Looking back.. I was only 19! I know 19 year olds (and even older) that would NEVER agree to these rules. I knew this was an important commitment and I was not going to allow the devil into my relationship that easily! I knew I was doing things that were unpleasing to God, thinking thoughts I shouldn't, planning stuff that would only lead to self-ruin...

So I prayed. (and changed my ways, thoughts, and plans- but that's another story)

Oh, I prayed. I prayed and prayed and prayed. My husband had agreed to the rules but had a hard time with his language and getting up every weekend to go to church. (I wish I could find the drive to pray as much as I did then- now. I'm trying.) Sometimes I'd pray and weep to God. I wanted to have a happy marriage, but things were very difficult at the time. My new husband was unemployed for three months and I was a student at an art school. (Art school drains your pockets.) I was pregnant and extremely hormonal. All I could do was pray. I didn't know anything else. All I knew was that God was powerful, that faith could move mountains, and that nothing was impossible by His side.

And.. It worked!

Within three (very tough) months my husband decided to give his life to Christ and he got baptized. Oh, what a happy day that was for me! I've been in the church ever since I was a young girl, and I'd seen so many people try to bring others into the church without much success. But we were different! I allowed God to do all the work.. All I did was pray- and constantly.
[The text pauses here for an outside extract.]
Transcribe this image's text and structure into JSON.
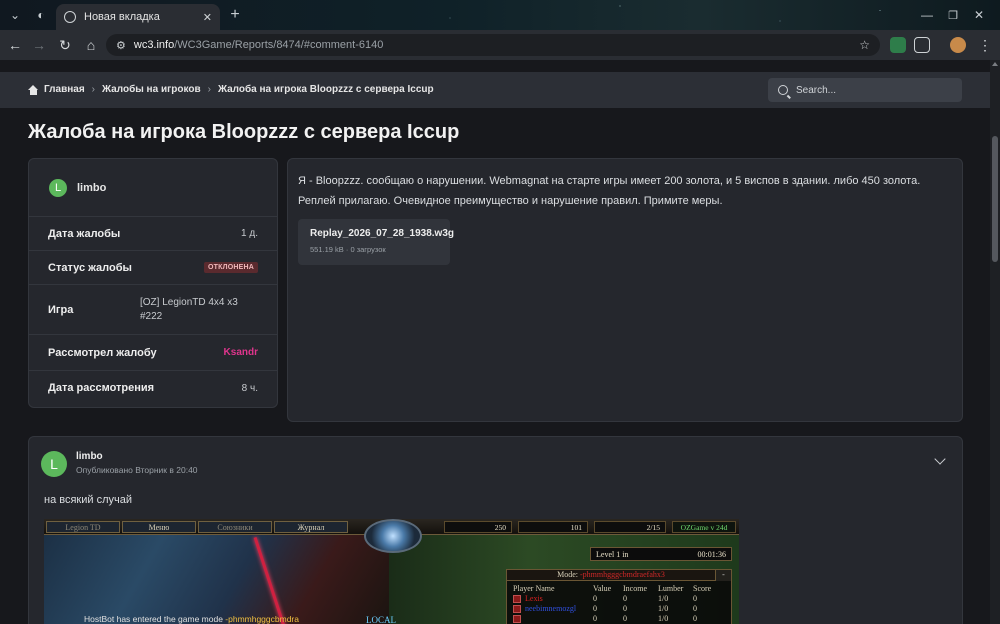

Today, I thank God for allowing me to get pregnant before marriage. You might be saying, "What?!" If I wouldn't've been pregnant, I honestly would not have gotten married. I would've kept going on the path that I was going, and I would've destroyed my life.

God used my husband and my baby to save me from myself.
I can never thank Him enough for what He's done for me, what He keeps doing for me, and what He will do for me in the future!

For I know the plans I have for you, declares the Lord, plans for welfare and not for evil, to give you a future and a hope. (Jeremiah 29:11)
For everyone who has been born of God overcomes the world. And this is the victory that has overcome the world—our faith. (1 John 5:4)
For from him and through him and to him are all things. To him be glory forever. Amen. (Romans 11:36) 
If you're going through a hard time, don't try to control the situation. Just have faith that God is taking care of you. He will always be right by your side. He loves you so much! All you have to do is seek Him and believe in Him. Easier said than done. Trust me, I know. Practice makes perfect! Keep praying, keep believing, and He will reward you.





2 comments:

Anonymous

Liz! That is so inspiring! It's so easy to get discouraged and give up, and it was a great encouragement to read how God led you through your discouragement and brought you such joy with it :).

Unknown

Tears are literally running down my face. Such an inspiring story.